Cloud-native DevSecOps at Supersonic Speeds: US Air Force

The USAF set out to establish the foundations for cloud-native development, digital engineering/ digital twin testing, test automation, and optimizing the flight test feedback processes.

This entry is part 5 of 9 in the series Cloud Native Software Engineering

Speaking at the DevOps Enterprise Summit the USAF presented on: “Cloud-native DevSecOps at Supersonic Speeds”.

The talk was delivered by:

  • Derek ‘Eeyore’ Bissinger – Senior Software Architect, 309th Software Engineering Group – USAF.
  • Michael Snyder – Client Principal – Oteemo, Inc.

The 309th Software Engineering Group at Hill Air Force Base, Utah traditionally handles cradle-to-grave software updates for the fighter aircraft across the Air Force. The organization has operated with platforms in existence since the ’70s and ’80s, in addition to more recent aircraft.

However, the need to modernize how software is delivered needs to keep pace with the changing cyber and kinetic threats. In 2019 the SWEG began its journey to experiment with cloud-native engineering practices – even going so far as proving out that Kubernetes could be successfully deployed onto a jet and flown at supersonic speeds.

However, for this to scale, the SWEG has had to invest in paying down significant technical and organizational debts, working with industry partners who are experts in the new practices in DevSecOps, and building the SkiCAMP community to support modern software delivery across aircraft systems.

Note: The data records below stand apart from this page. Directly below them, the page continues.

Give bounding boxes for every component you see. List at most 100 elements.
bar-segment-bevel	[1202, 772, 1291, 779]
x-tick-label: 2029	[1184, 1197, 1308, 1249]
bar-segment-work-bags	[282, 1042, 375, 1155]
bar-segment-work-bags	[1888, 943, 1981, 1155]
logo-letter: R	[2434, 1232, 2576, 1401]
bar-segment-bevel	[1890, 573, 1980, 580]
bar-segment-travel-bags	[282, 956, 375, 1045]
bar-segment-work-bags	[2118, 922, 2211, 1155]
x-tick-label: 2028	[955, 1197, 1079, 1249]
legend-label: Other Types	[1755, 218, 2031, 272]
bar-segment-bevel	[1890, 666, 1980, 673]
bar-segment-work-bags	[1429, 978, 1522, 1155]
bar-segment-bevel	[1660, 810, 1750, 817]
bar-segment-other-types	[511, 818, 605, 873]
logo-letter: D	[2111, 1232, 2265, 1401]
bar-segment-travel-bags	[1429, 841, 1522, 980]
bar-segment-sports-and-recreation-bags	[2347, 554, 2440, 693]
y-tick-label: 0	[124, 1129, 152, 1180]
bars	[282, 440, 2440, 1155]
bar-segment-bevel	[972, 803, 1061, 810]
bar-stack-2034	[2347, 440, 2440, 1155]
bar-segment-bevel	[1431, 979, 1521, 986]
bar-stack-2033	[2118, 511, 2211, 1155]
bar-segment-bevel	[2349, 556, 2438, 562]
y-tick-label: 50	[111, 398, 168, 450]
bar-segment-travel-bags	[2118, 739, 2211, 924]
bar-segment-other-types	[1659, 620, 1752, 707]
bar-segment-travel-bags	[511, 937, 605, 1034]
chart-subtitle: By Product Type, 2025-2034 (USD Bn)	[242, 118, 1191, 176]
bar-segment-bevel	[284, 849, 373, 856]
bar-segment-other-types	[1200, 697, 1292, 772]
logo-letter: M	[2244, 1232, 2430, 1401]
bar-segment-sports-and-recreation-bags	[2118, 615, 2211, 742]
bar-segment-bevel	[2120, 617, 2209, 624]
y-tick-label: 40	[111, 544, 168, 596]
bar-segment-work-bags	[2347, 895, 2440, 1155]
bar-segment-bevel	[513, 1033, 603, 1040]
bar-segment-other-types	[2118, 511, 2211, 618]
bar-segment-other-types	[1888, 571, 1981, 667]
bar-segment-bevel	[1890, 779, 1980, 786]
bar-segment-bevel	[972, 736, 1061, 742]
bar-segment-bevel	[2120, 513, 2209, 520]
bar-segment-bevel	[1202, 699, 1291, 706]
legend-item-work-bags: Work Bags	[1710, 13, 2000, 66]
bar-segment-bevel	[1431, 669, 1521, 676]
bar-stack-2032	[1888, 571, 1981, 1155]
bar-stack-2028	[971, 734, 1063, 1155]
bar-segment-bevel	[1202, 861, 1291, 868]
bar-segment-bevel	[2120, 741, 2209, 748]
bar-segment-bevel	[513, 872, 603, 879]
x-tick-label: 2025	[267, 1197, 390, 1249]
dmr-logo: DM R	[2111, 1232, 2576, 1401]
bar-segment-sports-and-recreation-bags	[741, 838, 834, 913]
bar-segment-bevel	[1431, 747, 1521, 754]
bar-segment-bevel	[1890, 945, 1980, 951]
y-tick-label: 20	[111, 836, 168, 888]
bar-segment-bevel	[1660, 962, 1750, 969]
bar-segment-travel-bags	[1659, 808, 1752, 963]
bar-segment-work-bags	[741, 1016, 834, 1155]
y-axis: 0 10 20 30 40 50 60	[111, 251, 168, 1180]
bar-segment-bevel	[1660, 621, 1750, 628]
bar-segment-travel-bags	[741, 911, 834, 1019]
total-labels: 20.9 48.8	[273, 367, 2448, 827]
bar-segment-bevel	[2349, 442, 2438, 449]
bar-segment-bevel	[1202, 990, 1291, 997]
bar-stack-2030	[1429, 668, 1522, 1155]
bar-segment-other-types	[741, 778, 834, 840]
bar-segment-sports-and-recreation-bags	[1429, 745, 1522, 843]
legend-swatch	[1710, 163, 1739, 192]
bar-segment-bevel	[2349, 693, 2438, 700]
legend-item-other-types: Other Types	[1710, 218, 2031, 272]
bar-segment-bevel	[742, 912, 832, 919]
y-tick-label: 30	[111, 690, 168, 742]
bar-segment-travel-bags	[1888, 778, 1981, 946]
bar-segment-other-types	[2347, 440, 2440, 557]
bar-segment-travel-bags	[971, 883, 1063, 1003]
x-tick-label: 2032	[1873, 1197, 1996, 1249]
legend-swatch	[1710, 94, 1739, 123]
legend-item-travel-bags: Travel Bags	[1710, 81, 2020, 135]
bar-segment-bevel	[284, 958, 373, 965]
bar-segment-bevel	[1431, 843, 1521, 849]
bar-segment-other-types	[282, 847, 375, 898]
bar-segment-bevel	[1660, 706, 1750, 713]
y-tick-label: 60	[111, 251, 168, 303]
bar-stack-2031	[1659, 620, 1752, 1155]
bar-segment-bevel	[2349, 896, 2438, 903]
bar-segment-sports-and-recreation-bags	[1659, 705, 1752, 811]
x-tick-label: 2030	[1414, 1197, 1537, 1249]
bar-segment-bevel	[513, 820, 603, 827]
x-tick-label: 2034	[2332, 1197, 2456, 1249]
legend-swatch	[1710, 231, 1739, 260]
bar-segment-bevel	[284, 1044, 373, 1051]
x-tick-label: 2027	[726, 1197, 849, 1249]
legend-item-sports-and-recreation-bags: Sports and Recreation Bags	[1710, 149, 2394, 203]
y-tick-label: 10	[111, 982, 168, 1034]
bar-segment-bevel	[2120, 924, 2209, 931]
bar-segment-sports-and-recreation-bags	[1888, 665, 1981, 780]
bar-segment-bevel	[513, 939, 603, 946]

This year they have been working to support some Air Force Research Lab efforts and deploy software updates from cloud-to-jet in under 24 hours, working on modernizing and automating their release engineering practices, product-centered delivery, fully integrating security into all phases of the software lifecycle,

The goal was to establish the foundations for cloud-native development, digital engineering/ digital twin testing, and test automation in the Systems Integration Lab and optimizing the flight test feedback processes.

They’re also building their internal organizational capacity, working with our vendor partners to deliver enablement, training, dojo-like residency programs, and mentorship across our SkiCAMP/SWEG engineers, finding ways to leverage technology and updated practices to help the cybersecurity and operations teams to work smarter, not harder.

As they continue to build on this effort, they are going to push the boundaries on digital engineering/ digital twin testing and analysis, improving their security practices and security engineering, and scaling adoption and experimentation. These are big challenges in the next few years as they push the organizational culture and tech foundations to evolve.

Additionally, they are going to continue trying to expand the support and onboarding services and enablement to bring the larger enterprise programs into the cloud-native solutions to help modernize at scale and make the SWEG an opportunity to technologists to build and apply the latest skillsets and technologies against mission-critical efforts.